# When do my Chinese algae eaters need their own home?



## Axilleus (Aug 1, 2014)

Right now I have two Chinese algae eaters in a 30 gallon community tank. I bought them thinking that they were otocincluses (otocincli?) but they're now about 3 inches long, so that's looking unlikely. Both very occasionally chase the other fish in the tank, but are almost always hiding during the day, and I've never seen them sucking on another fish, even though I have some relatively inactive cories. I feed algae wafers and shrimp pellets at night for the cories and the algae eaters. The chinese algae eaters do seem to be eating less algae from the tank at this point, though.

My question is, when do I need to get them their own tank to prevent them from eating / being aggressive towards their tank mates, and is there a tank size/set up that could accommodate both of them without one of them killing the other?


----------



## big b (Jun 28, 2014)

your tank is in grave danger! and just forgot trying to keep them evil fish they grow to a foot long so i would say a 75 for just them. or you could return them or if all else fails kill them.


----------



## Axilleus (Aug 1, 2014)

I understand that they get aggressive, but I feel responsible for these fish since I did buy them, and if at all possible, I do want to find a tank to meet their needs. I won't have a lot of disposable income for the next month, but after that I should be able to get a 50-75 gallon tank no problem.


----------



## big b (Jun 28, 2014)

well good but remember you have to cycle the tank. yep i bought one of these fish and it killed my whole tank and i did not let it live in there i put his butt in a pond just threw him in there and now hes actually bigger than 12 inch he is 15 inches.


----------



## big b (Jun 28, 2014)

you know what, i do wonder how can you buy a stand for it and the tank and the filter with ease, in your words you said no problem. so how do you get that much money like what kind of job do you have cuz you must be rich.


----------



## susankat (Nov 15, 2008)

If you asked me that question I would say none of your business. He probably works hard at a job.


----------



## coralbandit (Jul 29, 2012)

First you need to be sure they are CAE and not SAE(since you thought they were otos I don't think this is far stretch).The SAE(siamese Algae eater) has the stripe all the way through the tail,while the CAE stripe stops before tail.The SAE will also have "whisker"/barbels,being a member of the carp family.
If your fish are SAE then count them as a score and you should be fine(all fish would like a larger tank).
If they are actually CAE then you should just consider returning them to the LFS(even fo free) or trying to trade for something else(keep trying for otos).The CAE do stop eating algae as the yage ,become aggressive(not always towards each other only),and do get large.
I admire you wanting to right by your purchase,but there is a middle ground to buying a large tank and killing them.Trade them or offer them to anyone who knows how and will properly keep them.
http://www.aquariumforum.com/f4/cae-sae-pics-7361.html
This is an old thread on ID of SAE/CAE.


----------



## big b (Jun 28, 2014)

susankat said:


> If you asked me that question I would say none of your business. He probably works hard at a job.

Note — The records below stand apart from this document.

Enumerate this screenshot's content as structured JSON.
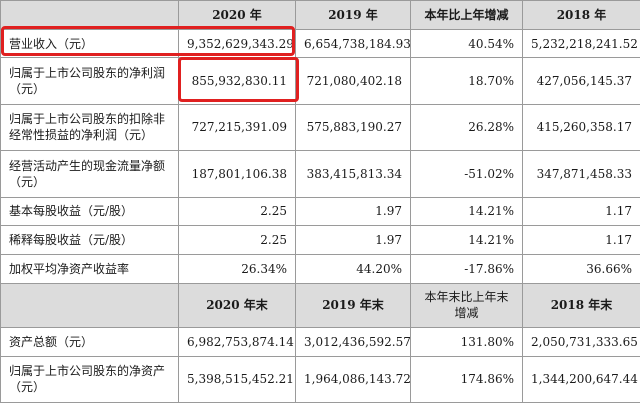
{
  "header1": [
    "",
    "2020 年",
    "2019 年",
    "本年比上年增减",
    "2018 年"
  ],
  "rows1": [
    {
      "label": "营业收入（元）",
      "values": [
        "9,352,629,343.29",
        "6,654,738,184.93",
        "40.54%",
        "5,232,218,241.52"
      ]
    },
    {
      "label": "归属于上市公司股东的净利润（元）",
      "values": [
        "855,932,830.11",
        "721,080,402.18",
        "18.70%",
        "427,056,145.37"
      ]
    },
    {
      "label": "归属于上市公司股东的扣除非经常性损益的净利润（元）",
      "values": [
        "727,215,391.09",
        "575,883,190.27",
        "26.28%",
        "415,260,358.17"
      ]
    },
    {
      "label": "经营活动产生的现金流量净额（元）",
      "values": [
        "187,801,106.38",
        "383,415,813.34",
        "-51.02%",
        "347,871,458.33"
      ]
    },
    {
      "label": "基本每股收益（元/股）",
      "values": [
        "2.25",
        "1.97",
        "14.21%",
        "1.17"
      ]
    },
    {
      "label": "稀释每股收益（元/股）",
      "values": [
        "2.25",
        "1.97",
        "14.21%",
        "1.17"
      ]
    },
    {
      "label": "加权平均净资产收益率",
      "values": [
        "26.34%",
        "44.20%",
        "-17.86%",
        "36.66%"
      ]
    }
  ],
  "header2": [
    "",
    "2020 年末",
    "2019 年末",
    "本年末比上年末增减",
    "2018 年末"
  ],
  "rows2": [
    {
      "label": "资产总额（元）",
      "values": [
        "6,982,753,874.14",
        "3,012,436,592.57",
        "131.80%",
        "2,050,731,333.65"
      ]
    },
    {
      "label": "归属于上市公司股东的净资产（元）",
      "values": [
        "5,398,515,452.21",
        "1,964,086,143.72",
        "174.86%",
        "1,344,200,647.44"
      ]
    }
  ]
}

no, no that was a complement cuz that is a high paying job and i am impressed that they even have those kind of jobs available.


----------



## Axilleus (Aug 1, 2014)

It looks like the stripe does stop before the tail, and I can't see any barbels. That said I think it would be an interesting challenge to keep these fish, I'm just having a hard time finding resources on how to do it. Does anyone have any information on their specific needs?


----------



## big b (Jun 28, 2014)

well if you wanna be extra sure just find some people selling sae but if it does not say real sae then do not trust it then compare them together.


----------



## coralbandit (Jul 29, 2012)

Strong current and moderatley warm/clean water.It will eat algae while young but will become accustomed to whatever you are feeding the tank out of convienence(laziness).This link has good info;
Chinese Algae Eater, Sucking Loach, Gyrinocheilus aymonieri
It mentions fish that stay in upper part of tank to be good companions which makes sense.


----------



## big b (Jun 28, 2014)

actually that is not true they might kill the tank mates at night when they are sleeping


----------